Hooray for successes, large, small, and all points in between!

6 comments

  1. I was in the middle of writing about our trip to RTM when my phone signaled the tweet from you that this post had gone live.
    I think just about everything in parenting is all about the delayed payoff, whether you homeschool the kids or not. I despair of Little Brother managing those social graces where dining is concerned…and I hope that my Big Kids are going to church now that they are not in my household where it’s a given…that’s a tough thing about parenting. There is sometimes a long wait to see the results. Hang in there! From what I saw yesterday, you are doing a wonderful job with your kids. Wished we could have stayed longer, because First Shift was just warming up to things when we needed to get going.

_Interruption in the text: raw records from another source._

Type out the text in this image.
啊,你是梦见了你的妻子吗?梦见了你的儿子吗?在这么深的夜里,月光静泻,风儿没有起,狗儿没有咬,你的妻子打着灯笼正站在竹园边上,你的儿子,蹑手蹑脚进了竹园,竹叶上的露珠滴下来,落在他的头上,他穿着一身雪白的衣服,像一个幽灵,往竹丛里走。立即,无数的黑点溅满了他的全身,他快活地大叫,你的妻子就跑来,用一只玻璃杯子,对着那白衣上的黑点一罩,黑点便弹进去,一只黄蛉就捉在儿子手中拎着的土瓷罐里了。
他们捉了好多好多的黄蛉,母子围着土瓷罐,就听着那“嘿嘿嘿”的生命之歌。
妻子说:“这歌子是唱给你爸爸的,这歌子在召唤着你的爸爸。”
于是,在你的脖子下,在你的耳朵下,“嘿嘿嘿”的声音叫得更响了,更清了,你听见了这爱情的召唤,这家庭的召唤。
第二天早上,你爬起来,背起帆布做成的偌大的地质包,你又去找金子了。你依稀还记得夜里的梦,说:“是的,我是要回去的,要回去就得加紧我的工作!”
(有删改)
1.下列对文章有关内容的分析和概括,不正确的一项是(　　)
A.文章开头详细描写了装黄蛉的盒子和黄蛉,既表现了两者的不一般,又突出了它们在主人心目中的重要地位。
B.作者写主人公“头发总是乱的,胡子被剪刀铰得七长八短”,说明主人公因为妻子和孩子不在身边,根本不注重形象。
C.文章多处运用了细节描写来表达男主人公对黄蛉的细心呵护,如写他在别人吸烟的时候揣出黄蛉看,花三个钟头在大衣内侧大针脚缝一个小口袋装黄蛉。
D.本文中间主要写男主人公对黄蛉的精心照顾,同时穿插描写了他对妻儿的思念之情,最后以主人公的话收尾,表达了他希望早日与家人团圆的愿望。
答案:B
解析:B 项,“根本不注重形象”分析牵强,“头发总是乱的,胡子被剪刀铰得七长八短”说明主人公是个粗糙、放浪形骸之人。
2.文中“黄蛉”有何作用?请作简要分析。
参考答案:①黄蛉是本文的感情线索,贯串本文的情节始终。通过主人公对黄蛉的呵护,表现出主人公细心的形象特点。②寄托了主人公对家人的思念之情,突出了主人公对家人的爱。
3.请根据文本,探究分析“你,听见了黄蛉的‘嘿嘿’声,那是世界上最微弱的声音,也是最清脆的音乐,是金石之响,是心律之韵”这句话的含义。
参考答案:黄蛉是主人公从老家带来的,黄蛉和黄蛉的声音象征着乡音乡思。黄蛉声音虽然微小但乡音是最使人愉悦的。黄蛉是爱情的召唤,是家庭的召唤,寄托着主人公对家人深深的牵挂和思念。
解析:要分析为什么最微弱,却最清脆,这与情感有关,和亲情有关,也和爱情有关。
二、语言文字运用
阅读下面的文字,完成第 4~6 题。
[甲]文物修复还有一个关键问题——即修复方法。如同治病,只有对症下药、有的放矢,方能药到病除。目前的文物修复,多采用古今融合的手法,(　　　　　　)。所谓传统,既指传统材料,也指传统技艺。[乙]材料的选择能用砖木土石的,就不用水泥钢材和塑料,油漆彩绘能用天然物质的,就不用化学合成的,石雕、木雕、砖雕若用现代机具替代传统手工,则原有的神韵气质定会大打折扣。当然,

    1. Oh for heaven’s sake… I just had a beautifully written comment all typed out, then WordPress ate it and I can’t find it. Anyway, it was great hanging out with you both. Thanks for taking the time to teach us about T1D and otherwise just hang out.

  2. HI! I can’t believe I’m here, on your blog, and *not* just a comment. I know, I know. I just love your stuff! I finished an annotated Jane Eyre by K.M. Weiland earlier this week and got news of your giveaway just before! So now, regardless, I must read YOUR Jane. This also coincides with a podcast I listened to about writing Sci-fi, something I am very interested in learning more about.

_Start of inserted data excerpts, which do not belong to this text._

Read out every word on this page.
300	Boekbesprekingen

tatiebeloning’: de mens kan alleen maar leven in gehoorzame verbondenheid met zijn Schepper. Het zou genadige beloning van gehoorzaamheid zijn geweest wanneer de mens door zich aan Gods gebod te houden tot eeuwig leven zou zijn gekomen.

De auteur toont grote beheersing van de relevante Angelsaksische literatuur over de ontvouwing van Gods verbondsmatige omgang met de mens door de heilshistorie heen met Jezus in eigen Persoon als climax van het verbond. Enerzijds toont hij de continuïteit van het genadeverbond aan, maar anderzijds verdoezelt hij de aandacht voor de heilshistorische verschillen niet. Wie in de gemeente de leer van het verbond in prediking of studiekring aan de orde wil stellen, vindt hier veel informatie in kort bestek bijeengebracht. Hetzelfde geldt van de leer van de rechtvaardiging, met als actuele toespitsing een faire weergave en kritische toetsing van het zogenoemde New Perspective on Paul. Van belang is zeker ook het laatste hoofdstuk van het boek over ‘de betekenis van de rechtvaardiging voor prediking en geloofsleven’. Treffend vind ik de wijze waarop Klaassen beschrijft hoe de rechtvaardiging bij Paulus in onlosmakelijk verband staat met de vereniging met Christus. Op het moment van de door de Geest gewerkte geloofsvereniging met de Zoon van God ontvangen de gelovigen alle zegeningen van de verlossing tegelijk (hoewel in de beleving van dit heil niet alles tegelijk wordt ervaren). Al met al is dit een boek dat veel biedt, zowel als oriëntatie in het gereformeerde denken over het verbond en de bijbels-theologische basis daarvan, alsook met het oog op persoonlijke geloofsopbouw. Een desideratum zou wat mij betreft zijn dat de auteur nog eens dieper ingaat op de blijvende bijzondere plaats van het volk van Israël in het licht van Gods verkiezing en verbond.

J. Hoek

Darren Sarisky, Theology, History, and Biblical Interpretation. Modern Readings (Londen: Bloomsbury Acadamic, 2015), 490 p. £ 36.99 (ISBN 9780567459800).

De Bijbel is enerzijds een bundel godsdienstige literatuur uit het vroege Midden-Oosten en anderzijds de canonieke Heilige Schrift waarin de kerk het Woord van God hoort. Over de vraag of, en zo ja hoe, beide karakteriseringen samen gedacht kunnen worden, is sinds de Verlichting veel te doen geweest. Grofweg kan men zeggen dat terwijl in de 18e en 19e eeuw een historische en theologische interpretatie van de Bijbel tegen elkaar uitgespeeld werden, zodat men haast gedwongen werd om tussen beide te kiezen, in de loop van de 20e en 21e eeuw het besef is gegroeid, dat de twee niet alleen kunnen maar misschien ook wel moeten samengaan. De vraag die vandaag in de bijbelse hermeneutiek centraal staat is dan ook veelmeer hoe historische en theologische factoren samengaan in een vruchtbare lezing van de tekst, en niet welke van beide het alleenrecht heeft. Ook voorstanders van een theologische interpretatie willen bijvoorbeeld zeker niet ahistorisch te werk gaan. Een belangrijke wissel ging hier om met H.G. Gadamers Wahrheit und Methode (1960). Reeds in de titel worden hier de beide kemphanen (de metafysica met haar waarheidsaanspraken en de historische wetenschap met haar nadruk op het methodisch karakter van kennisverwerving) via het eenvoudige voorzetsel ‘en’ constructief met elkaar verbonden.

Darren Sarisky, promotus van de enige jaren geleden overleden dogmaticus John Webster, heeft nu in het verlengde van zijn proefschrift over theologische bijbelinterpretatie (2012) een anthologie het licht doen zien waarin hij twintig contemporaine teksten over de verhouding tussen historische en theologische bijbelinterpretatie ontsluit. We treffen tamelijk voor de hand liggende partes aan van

    NOW, let’s get to that Street Team, we need to talk (or email, or text, I mean – we’re Mom’s right?) details.

    1. Yes, we must hammer out details. I’m thinking at the very least a free copy of Working Mother to all who join the Street Team between such & such a date? I need to survive the next week and a half, then we’ll get down to brass tacks (I hope).

  3. My goal is to read one, single, freaking book by the time I turn 40 in March—I have a bucket list of sorts going. So, I appreciate all the suggestions. I can’t believe my life is so busy that I still haven’t found time to read one book! I will do it. 😉 Nice to meet you! The Working Mother perspective of Mary is a great idea! I often think (as I wrestle 9 kids) that Mary only had to deal with one baby AND he was God—how hard could that be?